Interpreting that vague language is up to the Maryland Public School Secondary Athletics Association. Hovet might never be allowed to coach again in Maryland The next-strictest penalty, "Level 3," bars coaches from coaching for a year.

The highest-level sanction was proposed against Hovet because an improper grade change was made for one of his football players, apparently to make him eligible to participate.

The other ineligible students slipped through the cracks because the proper checks were not performed, officials said.

"The system let us down," O'Rourke said Tuesday.

Hovet declined to comment yesterday. He has been placed on administrative leave without pay from his positions as football coach, Oakland Mills athletic director and history teacher.

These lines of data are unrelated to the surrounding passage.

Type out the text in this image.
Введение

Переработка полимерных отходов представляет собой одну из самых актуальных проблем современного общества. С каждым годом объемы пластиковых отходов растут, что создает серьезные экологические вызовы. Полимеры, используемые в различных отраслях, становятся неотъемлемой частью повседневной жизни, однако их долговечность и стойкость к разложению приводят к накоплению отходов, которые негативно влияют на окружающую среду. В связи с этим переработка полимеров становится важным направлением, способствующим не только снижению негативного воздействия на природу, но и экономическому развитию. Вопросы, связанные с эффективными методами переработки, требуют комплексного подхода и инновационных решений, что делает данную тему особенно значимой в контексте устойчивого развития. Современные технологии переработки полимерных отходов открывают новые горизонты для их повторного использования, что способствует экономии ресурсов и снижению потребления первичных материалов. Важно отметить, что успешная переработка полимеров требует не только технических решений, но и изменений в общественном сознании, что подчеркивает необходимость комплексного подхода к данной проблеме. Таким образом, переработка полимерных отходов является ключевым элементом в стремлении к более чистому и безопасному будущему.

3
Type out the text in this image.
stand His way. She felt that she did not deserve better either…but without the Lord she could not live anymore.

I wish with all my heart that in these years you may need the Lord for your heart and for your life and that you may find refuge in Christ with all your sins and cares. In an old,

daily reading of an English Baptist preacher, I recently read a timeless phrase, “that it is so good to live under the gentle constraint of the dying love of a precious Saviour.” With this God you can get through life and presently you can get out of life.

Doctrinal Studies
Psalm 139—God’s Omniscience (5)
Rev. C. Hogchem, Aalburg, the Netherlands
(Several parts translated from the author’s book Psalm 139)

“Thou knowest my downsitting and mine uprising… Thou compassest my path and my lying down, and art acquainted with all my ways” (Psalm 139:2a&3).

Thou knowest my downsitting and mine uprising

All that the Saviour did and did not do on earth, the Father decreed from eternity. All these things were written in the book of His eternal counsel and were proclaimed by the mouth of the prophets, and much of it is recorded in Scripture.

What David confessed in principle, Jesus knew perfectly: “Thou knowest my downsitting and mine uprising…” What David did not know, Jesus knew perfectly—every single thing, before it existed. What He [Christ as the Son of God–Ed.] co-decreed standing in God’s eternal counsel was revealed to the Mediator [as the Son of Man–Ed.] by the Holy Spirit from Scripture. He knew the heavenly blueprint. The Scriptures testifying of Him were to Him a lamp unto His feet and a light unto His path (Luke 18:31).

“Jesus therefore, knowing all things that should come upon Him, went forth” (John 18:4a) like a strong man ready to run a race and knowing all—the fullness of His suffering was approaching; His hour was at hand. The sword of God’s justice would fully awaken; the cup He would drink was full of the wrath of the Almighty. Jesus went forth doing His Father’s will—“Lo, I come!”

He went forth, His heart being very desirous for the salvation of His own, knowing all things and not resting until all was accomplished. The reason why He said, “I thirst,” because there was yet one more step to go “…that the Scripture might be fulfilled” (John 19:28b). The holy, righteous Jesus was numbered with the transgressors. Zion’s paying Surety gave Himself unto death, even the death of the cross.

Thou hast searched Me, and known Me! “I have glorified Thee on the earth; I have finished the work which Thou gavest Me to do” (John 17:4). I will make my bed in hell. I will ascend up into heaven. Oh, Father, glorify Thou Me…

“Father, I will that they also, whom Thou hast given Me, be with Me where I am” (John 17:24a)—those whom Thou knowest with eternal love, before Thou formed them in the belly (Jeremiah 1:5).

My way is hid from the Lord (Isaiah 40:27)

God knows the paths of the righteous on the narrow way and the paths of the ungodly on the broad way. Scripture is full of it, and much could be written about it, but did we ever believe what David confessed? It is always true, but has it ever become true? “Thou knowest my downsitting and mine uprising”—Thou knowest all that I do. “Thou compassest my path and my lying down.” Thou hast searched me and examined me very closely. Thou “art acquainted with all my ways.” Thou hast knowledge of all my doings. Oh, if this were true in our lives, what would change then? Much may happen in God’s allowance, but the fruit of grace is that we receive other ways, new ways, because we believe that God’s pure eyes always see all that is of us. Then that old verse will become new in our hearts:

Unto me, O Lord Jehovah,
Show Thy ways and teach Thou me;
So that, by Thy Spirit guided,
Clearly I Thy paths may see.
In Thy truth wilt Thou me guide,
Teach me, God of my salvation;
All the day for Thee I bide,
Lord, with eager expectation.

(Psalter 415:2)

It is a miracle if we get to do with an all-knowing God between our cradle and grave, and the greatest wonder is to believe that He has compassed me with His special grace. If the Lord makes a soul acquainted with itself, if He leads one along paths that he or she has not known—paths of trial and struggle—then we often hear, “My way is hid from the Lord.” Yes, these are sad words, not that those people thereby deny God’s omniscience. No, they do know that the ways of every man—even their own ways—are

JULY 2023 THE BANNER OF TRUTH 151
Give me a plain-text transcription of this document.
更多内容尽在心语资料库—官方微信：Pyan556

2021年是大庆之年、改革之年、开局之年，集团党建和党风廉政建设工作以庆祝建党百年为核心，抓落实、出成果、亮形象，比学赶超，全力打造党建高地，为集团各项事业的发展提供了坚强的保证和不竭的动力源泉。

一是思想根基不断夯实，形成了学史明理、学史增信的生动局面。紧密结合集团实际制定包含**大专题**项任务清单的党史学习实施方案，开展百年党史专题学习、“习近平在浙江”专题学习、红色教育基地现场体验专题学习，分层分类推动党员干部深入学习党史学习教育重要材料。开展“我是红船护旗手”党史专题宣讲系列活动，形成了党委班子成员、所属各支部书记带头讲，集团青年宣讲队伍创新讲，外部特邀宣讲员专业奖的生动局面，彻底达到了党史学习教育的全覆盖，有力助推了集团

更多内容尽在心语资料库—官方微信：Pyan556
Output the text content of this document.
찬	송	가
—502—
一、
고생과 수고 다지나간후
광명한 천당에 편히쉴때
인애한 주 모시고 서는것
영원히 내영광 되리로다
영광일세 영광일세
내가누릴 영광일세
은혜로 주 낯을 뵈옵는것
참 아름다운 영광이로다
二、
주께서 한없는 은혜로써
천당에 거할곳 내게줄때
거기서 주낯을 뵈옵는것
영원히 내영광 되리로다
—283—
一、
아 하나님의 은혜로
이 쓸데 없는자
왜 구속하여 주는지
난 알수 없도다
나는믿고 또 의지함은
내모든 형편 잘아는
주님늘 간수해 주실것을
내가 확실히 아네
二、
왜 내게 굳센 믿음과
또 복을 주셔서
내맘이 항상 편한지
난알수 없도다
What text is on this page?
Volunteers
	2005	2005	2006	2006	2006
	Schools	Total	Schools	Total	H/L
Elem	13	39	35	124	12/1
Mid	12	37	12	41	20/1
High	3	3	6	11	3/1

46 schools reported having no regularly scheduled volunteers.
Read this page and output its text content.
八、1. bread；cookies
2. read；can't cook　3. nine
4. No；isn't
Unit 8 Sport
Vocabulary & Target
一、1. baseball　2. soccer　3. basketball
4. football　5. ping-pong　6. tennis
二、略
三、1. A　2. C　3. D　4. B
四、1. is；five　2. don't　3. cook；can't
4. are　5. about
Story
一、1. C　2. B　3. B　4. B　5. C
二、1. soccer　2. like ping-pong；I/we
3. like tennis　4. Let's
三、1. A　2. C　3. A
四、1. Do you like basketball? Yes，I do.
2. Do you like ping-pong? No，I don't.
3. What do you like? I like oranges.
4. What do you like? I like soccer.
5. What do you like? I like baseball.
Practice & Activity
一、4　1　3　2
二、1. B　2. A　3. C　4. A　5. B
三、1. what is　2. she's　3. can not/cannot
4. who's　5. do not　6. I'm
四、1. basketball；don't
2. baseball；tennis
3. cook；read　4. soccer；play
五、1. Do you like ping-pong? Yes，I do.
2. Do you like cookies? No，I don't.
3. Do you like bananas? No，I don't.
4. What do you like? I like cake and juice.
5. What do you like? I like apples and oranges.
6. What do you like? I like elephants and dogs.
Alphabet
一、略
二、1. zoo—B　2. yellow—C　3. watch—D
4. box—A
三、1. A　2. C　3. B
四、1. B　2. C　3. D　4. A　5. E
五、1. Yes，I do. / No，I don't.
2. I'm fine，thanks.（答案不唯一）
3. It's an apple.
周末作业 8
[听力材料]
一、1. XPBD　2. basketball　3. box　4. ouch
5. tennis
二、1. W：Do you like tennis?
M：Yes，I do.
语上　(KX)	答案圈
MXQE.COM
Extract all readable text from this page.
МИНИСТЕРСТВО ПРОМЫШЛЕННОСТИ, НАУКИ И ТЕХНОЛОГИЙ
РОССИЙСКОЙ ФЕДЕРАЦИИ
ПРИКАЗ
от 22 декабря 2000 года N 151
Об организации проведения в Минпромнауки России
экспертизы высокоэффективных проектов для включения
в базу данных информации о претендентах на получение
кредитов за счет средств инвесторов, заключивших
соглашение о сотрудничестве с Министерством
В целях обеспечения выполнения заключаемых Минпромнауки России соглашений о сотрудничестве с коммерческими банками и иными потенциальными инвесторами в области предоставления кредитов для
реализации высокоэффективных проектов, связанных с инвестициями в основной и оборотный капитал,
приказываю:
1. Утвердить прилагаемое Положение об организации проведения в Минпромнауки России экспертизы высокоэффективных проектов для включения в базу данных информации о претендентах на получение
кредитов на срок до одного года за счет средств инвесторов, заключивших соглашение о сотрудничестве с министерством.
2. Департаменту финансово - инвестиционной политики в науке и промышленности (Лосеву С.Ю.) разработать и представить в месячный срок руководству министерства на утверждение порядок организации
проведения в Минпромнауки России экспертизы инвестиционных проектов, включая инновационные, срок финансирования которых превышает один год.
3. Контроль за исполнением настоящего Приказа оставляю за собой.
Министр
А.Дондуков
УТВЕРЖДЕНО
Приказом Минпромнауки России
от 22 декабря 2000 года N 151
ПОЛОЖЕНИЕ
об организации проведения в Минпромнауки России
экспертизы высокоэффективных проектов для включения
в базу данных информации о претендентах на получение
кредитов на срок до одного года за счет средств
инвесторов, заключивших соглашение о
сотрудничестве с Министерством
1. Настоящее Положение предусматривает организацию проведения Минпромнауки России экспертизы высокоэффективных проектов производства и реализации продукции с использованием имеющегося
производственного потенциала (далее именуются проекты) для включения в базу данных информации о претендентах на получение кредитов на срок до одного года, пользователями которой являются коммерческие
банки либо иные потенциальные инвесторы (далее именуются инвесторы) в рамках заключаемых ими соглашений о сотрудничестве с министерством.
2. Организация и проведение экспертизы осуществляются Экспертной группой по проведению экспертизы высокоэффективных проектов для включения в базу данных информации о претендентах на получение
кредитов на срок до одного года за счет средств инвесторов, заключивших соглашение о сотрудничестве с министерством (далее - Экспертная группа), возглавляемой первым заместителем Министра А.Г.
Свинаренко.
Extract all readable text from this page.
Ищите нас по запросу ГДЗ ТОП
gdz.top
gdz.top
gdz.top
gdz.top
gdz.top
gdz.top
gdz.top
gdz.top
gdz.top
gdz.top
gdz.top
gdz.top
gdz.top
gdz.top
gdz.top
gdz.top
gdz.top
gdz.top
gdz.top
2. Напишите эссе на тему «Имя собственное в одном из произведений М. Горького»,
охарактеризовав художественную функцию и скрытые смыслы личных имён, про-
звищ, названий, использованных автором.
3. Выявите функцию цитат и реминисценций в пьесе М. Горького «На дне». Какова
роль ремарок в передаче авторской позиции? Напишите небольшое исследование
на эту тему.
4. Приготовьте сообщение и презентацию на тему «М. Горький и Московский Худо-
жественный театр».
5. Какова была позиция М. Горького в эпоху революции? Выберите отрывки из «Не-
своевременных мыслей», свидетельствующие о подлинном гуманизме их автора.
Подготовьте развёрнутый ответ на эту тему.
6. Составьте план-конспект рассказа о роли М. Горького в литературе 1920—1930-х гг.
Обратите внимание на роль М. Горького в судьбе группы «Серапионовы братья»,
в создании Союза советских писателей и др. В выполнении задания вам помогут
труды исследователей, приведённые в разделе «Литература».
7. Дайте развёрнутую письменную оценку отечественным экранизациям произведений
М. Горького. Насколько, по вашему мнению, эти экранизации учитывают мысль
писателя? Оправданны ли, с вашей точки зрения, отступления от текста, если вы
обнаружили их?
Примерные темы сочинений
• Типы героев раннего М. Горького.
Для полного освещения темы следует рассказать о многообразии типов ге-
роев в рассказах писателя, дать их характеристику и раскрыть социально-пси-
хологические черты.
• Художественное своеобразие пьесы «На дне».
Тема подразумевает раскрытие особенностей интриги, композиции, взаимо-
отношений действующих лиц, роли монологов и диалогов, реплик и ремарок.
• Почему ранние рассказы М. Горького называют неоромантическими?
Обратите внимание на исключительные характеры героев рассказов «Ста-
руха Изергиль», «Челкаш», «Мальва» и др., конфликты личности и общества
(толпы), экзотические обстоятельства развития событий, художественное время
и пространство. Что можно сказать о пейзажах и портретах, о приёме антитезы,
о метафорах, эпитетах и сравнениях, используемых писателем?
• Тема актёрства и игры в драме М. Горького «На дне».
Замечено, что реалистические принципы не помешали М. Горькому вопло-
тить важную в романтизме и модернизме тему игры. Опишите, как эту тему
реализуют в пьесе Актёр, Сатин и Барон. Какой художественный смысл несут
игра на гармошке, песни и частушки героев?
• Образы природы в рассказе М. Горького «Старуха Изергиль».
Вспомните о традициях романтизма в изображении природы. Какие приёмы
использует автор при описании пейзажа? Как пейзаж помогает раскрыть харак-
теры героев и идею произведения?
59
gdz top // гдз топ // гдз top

O'Rourke is expected to recommend his termination.

"He has been relieved of his responsibilities," O'Rourke said Monday.

The state athletics association could accept the committee's recommendations or impose stiffer penalties, such as declaring the school ineligible to participate in any state tournament for one year.

O'Rourke and Disney have asked other county high schools to audit themselves and report any infractions. If any are found, the same committee process will be followed.

The school system headquarters staff has been ordered to perform random checks at schools.

"We don't want to hide from this," Disney said. "We want to use it as an opportunity."

The committee also recommended making athletic directors' positions full time countywide, which would cost about $400,000 a year. Athletic directors work part time, and each receives a $4,000 annual stipend.

Oakland Mills' acting athletic director, Carol Satterwhite, who does not expect to be in the position much longer, said, "We're just going to continue on."